The Legend Begins Anew
For centuries, the legend of Robin Hood and his band of thieves has captivated the imagination. Now the familiar tale takes on new life, fresh meaning, and an unexpected setting.
Hood is a novel that I have been meaning to read for a very long time. In fact, I attempted to read it quite a few years ago and despite my love of Robin Hood, I just couldn’t become immersed in the story. Being that I have owned the novel for years, the Classics Retold project seemed like the perfect excuse for me to give it another try.
Rhi Bran’s (see what he did there, Rhi Bran = Robin) father is killed and he is left as the would-be heir to his father’s castle and lands. Unfortunately Bran is injured severely by Normans and he is found near death by a mysterious old woman. After many trials she succeeds in nursing him back to health and assisting him in realizing his truth worth as a leader to his people.
I did enjoy the characters for the most part, Bran was pigheaded and a rather different type of hero. It was interesting to watch his growth throughout the novel and I thoroughly enjoyed his characterization of King Raven. The two most descriptive secondary characters in Hood are Merian, and Friar Tuck, who goes by the name Aethelfrith. I did not like the portrayal of Merian, I found her to be somewhat silly in her dual nature. On one hand she was strong headed and stubborn, but then she seemed rather silly and naïve in her actions. Tuck, however, was incredibly loveable. He assisted Bran in keeping a cool head in many situations and was incredibly keen and fun to read.
Hood is a very different retelling than the original tale of Robin Hood, and it reads more like a historical fiction novel than anything else.

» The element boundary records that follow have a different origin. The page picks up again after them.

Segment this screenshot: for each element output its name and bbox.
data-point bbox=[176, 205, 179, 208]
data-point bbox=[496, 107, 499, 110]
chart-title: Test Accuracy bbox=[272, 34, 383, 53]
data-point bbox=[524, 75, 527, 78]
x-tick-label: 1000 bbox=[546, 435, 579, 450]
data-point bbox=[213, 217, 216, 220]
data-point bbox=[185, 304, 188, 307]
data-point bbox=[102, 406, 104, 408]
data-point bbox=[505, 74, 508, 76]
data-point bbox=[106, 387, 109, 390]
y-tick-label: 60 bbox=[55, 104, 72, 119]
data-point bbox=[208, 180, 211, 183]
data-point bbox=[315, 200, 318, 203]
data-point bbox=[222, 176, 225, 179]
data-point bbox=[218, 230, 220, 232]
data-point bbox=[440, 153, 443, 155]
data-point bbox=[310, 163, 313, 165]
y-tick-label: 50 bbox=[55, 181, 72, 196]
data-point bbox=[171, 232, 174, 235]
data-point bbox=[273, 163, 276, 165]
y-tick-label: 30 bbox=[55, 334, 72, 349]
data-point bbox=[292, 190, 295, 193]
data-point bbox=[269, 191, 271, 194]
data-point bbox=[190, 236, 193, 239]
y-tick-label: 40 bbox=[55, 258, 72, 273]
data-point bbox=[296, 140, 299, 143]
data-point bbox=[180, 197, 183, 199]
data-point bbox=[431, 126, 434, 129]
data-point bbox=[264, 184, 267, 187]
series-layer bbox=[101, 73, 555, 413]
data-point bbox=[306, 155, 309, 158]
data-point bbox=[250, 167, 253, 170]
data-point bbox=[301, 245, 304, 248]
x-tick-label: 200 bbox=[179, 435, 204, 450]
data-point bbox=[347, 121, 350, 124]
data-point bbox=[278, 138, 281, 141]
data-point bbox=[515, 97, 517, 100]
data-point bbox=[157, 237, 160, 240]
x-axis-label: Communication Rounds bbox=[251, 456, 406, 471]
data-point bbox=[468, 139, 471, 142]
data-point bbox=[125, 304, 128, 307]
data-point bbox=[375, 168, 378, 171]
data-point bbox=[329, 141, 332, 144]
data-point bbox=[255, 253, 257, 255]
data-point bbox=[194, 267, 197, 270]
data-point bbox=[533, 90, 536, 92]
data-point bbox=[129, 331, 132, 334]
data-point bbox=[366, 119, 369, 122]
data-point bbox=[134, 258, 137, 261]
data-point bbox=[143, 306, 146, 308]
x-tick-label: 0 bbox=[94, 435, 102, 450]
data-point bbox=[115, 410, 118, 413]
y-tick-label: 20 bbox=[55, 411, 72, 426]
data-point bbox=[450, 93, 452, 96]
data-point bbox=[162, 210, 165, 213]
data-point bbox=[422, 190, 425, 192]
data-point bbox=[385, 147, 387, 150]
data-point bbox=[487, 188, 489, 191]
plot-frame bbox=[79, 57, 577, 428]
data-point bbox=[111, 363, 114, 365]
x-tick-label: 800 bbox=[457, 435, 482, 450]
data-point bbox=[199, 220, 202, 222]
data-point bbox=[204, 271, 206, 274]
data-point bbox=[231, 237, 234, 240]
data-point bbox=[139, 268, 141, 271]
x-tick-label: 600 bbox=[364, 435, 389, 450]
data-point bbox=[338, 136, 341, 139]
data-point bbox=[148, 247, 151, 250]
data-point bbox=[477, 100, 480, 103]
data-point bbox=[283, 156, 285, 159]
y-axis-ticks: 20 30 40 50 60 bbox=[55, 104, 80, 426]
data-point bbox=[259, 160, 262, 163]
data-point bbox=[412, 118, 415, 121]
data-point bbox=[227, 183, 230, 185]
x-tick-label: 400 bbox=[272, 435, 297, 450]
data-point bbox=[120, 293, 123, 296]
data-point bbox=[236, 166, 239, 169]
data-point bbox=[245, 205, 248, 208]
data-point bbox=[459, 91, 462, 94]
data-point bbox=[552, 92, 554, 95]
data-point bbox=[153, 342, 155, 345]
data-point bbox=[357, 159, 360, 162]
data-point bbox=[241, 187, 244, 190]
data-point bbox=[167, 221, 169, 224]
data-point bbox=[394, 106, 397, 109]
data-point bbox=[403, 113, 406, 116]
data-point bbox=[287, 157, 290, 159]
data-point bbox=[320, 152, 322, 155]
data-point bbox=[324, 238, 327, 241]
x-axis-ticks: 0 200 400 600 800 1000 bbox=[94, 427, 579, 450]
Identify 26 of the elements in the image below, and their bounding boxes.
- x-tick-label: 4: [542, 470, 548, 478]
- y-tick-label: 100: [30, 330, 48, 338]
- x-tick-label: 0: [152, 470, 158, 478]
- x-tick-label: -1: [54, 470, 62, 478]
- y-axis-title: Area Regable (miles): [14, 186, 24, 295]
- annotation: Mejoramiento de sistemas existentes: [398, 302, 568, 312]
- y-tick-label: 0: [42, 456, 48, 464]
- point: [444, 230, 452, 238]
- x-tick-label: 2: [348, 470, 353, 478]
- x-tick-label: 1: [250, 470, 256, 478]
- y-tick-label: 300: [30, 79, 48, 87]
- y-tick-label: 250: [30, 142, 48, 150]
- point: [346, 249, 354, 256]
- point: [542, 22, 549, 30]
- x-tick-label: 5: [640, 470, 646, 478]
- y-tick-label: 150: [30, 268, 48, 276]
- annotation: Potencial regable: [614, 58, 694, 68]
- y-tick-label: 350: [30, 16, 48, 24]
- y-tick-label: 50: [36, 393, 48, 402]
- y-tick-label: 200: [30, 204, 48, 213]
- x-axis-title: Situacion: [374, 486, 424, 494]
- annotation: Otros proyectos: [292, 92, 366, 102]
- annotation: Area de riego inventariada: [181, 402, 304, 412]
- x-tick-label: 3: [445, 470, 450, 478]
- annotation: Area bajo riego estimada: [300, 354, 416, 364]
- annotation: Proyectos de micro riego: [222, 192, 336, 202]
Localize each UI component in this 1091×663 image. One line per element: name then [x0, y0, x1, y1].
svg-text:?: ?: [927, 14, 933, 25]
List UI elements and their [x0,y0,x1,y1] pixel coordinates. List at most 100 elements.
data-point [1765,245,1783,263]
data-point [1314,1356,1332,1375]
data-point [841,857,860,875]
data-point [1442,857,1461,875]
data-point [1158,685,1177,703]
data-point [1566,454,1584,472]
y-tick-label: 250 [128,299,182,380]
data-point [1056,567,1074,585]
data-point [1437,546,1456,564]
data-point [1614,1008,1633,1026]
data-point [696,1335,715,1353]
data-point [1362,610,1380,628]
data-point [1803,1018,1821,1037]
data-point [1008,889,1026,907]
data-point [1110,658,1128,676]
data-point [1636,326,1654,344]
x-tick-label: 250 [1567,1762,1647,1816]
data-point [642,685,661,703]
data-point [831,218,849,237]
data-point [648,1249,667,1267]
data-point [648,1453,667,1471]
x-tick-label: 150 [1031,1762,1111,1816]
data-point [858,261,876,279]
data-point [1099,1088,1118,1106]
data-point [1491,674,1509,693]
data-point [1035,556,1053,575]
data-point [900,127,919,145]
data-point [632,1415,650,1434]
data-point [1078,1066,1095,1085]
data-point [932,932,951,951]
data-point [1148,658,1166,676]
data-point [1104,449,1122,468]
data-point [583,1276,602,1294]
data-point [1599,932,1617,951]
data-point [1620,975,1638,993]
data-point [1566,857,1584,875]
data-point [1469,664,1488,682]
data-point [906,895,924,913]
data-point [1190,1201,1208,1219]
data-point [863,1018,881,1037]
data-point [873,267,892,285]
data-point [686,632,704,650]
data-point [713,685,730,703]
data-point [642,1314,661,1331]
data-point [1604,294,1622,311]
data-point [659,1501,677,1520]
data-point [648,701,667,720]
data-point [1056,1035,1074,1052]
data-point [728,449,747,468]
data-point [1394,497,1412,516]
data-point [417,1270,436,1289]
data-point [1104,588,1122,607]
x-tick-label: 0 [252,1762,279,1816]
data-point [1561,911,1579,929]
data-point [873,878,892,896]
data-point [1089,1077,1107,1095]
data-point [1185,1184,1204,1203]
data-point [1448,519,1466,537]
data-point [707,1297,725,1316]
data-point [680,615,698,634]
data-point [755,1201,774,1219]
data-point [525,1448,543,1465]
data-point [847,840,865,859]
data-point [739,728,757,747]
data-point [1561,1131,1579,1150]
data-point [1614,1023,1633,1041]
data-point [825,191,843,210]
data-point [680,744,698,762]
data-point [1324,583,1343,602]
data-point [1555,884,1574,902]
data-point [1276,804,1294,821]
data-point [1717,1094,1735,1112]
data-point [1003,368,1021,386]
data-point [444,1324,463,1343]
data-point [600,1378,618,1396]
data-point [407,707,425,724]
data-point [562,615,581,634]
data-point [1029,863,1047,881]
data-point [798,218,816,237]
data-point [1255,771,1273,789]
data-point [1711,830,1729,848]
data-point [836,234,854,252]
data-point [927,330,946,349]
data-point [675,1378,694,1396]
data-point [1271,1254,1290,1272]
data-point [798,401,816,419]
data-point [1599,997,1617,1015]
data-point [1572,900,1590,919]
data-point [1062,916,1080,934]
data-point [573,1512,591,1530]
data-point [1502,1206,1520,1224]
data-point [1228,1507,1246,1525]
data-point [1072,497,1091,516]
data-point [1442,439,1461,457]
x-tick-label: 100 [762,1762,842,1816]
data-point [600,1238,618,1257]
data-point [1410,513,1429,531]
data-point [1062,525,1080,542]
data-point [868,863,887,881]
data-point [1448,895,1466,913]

Lawhead in no way romanticizes Robin Hood’s tale, in fact it is a darker retelling than I have ever read and to be honest there is not much happiness through the novel, despite the fact that things do move forward little by little for our hero.
While reading, I wasn’t completely enthralled with the tale, and I had hoped for some more action. Much of the story is Bran finding his potential, and background on the different Barons who are fighting for control of the land. There was one particular scene that took place in the “haunted forest” that I thoroughly enjoyed, the atmosphere was absolutely chilling. It is obvious while reading that this is only one part to the Robin Hood tale and it is hard to judge the novel on its own as it really is a piece to a much bigger puzzle. That said, as a whole I found the novel to be an interesting new beginning to the Robin Hood legend, I will definitely be continuing on with the story.